Es wartet immer Überraschendes...in meiner Blog-Suchwortstatistik. Erstaunlich, was man aus meinen unschuldigen Texten so alles für Schweinkram zusammenpuzzeln kann. Neben den mittlerweile obligatorischen Suchanfragen nach "befeuchteten Denimbeinkleidern", "einblickgewährender Leibwäsche", "Temperaturmesserenthusiasmus" (ich muss es jetzt umschreiben, sonst lande ich in den Suchergebnissen noch weiter oben), finden sich immer wieder neue Perlen.

Meine derzeitige persönliche Hitliste:

Platz 5:
nebenan.dot.com
(..."dot" ausgeschrieben und zwei Punkte - da geht jemand auf Nummer sicher.)

Platz 4:
röchelhotline
(Vermute, die Suche im Branchenbuch unter diesem Begriff ist fehlgeschlagen.)

Platz 3:
strohblonder kinder toupets
(Ein bisschen gruselig.
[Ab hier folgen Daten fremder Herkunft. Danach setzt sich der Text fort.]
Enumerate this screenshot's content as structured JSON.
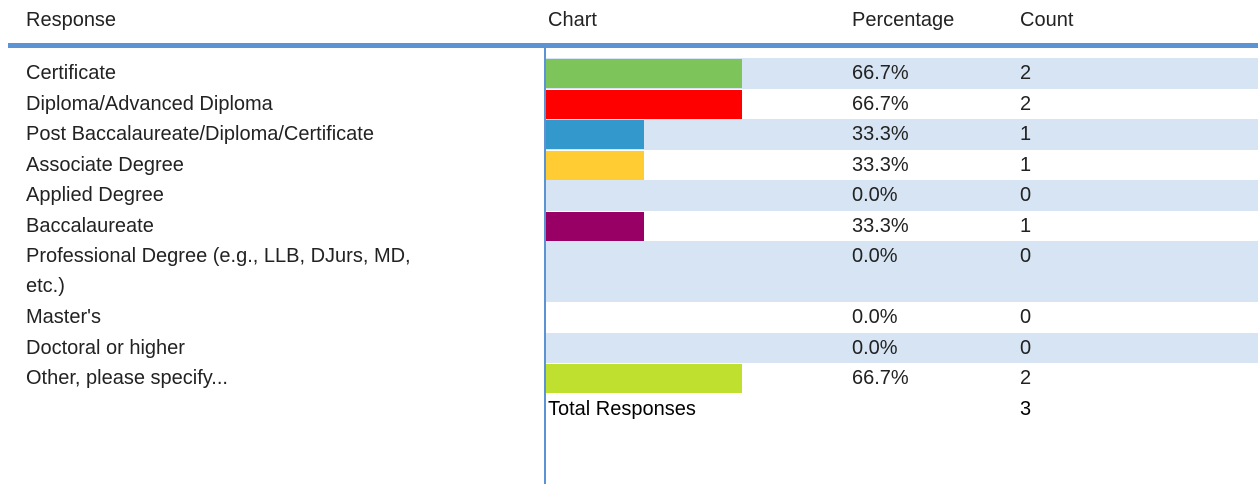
{
  "chart_data": {
    "type": "bar",
    "headers": [
      "Response",
      "Chart",
      "Percentage",
      "Count"
    ],
    "rows": [
      {
        "response": "Certificate",
        "percentage": 66.7,
        "percentage_label": "66.7%",
        "count": 2,
        "color": "#7dc45a"
      },
      {
        "response": "Diploma/Advanced Diploma",
        "percentage": 66.7,
        "percentage_label": "66.7%",
        "count": 2,
        "color": "#ff0000"
      },
      {
        "response": "Post Baccalaureate/Diploma/Certificate",
        "percentage": 33.3,
        "percentage_label": "33.3%",
        "count": 1,
        "color": "#3399cc"
      },
      {
        "response": "Associate Degree",
        "percentage": 33.3,
        "percentage_label": "33.3%",
        "count": 1,
        "color": "#ffcc33"
      },
      {
        "response": "Applied Degree",
        "percentage": 0,
        "percentage_label": "0.0%",
        "count": 0
      },
      {
        "response": "Baccalaureate",
        "percentage": 33.3,
        "percentage_label": "33.3%",
        "count": 1,
        "color": "#990066"
      },
      {
        "response": "Professional Degree (e.g., LLB, DJurs, MD, etc.)",
        "percentage": 0,
        "percentage_label": "0.0%",
        "count": 0
      },
      {
        "response": "Master's",
        "percentage": 0,
        "percentage_label": "0.0%",
        "count": 0
      },
      {
        "response": "Doctoral or higher",
        "percentage": 0,
        "percentage_label": "0.0%",
        "count": 0
      },
      {
        "response": "Other, please specify...",
        "percentage": 66.7,
        "percentage_label": "66.7%",
        "count": 2,
        "color": "#bfe02e"
      }
    ],
    "total_label": "Total Responses",
    "total": 3
  }
}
Sucht da jemand Perücken für oder von strohblonden Kindern?)

Platz 2:
frohe ostern an meine frau karten
(...über die sie sich zwei Tage nach Ostern - Datum der Suchanfrage - sicher besonders freut.)


Platz 1, meine absolute Lieblingssuchanfrage:
kassiererin an der supermarktkasse, seit ende januar keine stimme mehr, längere heiserkeit, was kann das sein
(Ja was? Der erste Fall von Schweinegrippe in Bottrop Harsewinkel? In jedem Fall ausführlich.)


Gibt es schon Bücher über skurrile Suchanfragen? Und was fehlt der heiseren Dame an der Supermarktkasse? Wieso strohblonde und nicht flachs- oder champagnerblonde Haarteile? Sachdienliche Hinweise können wie immer sehr, sehr gerne in den Kommentaren hinterlassen werden.